In 1929, Fischer worked as a sports reporter, rewrite man, and police reporter for the Long Island Daily Press in Long Island City, New York, and from 1929 until 1931 he was a reporter and an editor for Labor Voice. In addition, he was an editor of the Socialist Call from 1934 to 1936. During this time, Fischer also worked as a truck driver and chauffeur and wrote book reviews and political columns for The New Republic and other magazines. Fischer also joined The Workmen’s Circle, a social and cultural Jewish organization that promoted progressive Yiddish culture and supported the labor and socialist movements.

Fischer’s interest in writing for the pulp magazines, which largely catered to a working-class readership, was of a piece with his radical politics. Using the pseudonym of Russell Gray, he began to publish regularly in pulp magazines devoted to mystery and horror; later, he published stories in the more respectable detective magazines, including the prestigious Black Mask, using his real name. In the 1940’s, Fischer began writing full-length mystery novels. Quoth the Raven and The Hornet’s Nest, the two novels he published in 1944, enjoyed particular critical accolades. The Hornet’s Nest introduced the detective-hero Rick Train, who returned in Kill to Fit in 1946. His novel The Dead Men Grin in 1945 introduced his favorite detective-hero, Ben Helm, who appeared in six of Fischer’s novels and was as much a criminologist as a hard-boiled detective.

In the 1950’s, Fischer wrote mysteries for Fawcett, considered the best of the publishers who developed in the light of that decade’s growing market for inexpensive, original paperback novels. Often Fischer set his novels in the small towns of upstate New York, where he himself lived for much of his life. While the crimes in these novels were lurid and sensational, his characters were everyday people and his style was restrained and concentrated on the process of detection.
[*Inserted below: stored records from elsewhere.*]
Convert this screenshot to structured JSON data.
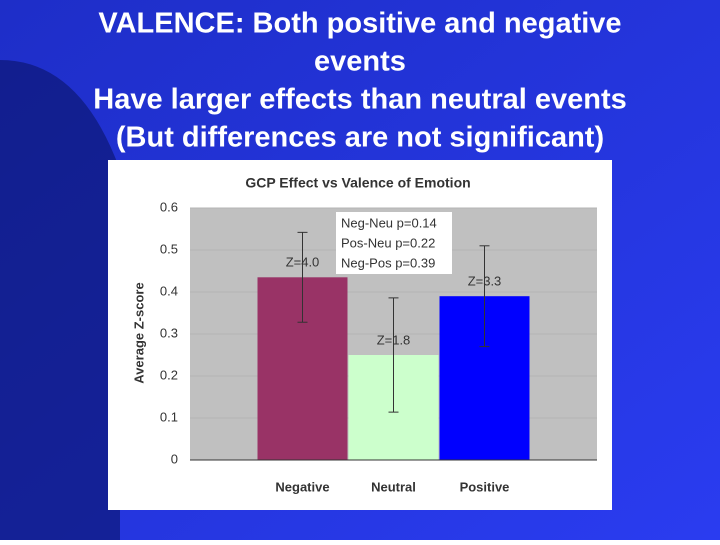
{
  "slide": {
    "title_lines": [
      "VALENCE: Both positive and negative",
      "events",
      "Have larger effects than neutral events",
      "(But differences are not significant)"
    ]
  },
  "chart_data": {
    "type": "bar",
    "title": "GCP Effect vs Valence of Emotion",
    "y_label": "Average Z-score",
    "categories": [
      "Negative",
      "Neutral",
      "Positive"
    ],
    "values": [
      0.435,
      0.25,
      0.39
    ],
    "errors": [
      0.107,
      0.136,
      0.12
    ],
    "colors": [
      "#993366",
      "#ccffcc",
      "#0000ff"
    ],
    "annotations": [
      "Z=4.0",
      "Z=1.8",
      "Z=3.3"
    ],
    "p_values": [
      "Neg-Neu p=0.14",
      "Pos-Neu p=0.22",
      "Neg-Pos p=0.39"
    ],
    "ylim": [
      0,
      0.6
    ],
    "yticks": [
      0,
      0.1,
      0.2,
      0.3,
      0.4,
      0.5,
      0.6
    ],
    "grid": true
  }
}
In the 1960’s, Fisher began a new career as an editor. From 1961 to 1965, he was executive editor at both Collier Books and the Arco Publishing Company, both based in New York City; from 1963 to 1970, he was education editor at Arco. Between 1960 and 1992, he published his last two novels and a collection of six previously unpublished stories from his years as a pulp fiction writer. Failing eyesight prevented Fischer from further writing.

In addition to his novels, Fischer wrote about five hundred short stories, including a story considered a minor classic, “The Man Who Lost His Head.” His accomplished writing in the genre of American noir mystery fiction was distinguished by its psychological insight and believable characters. He died in 1992 in Putnam Valley, New York.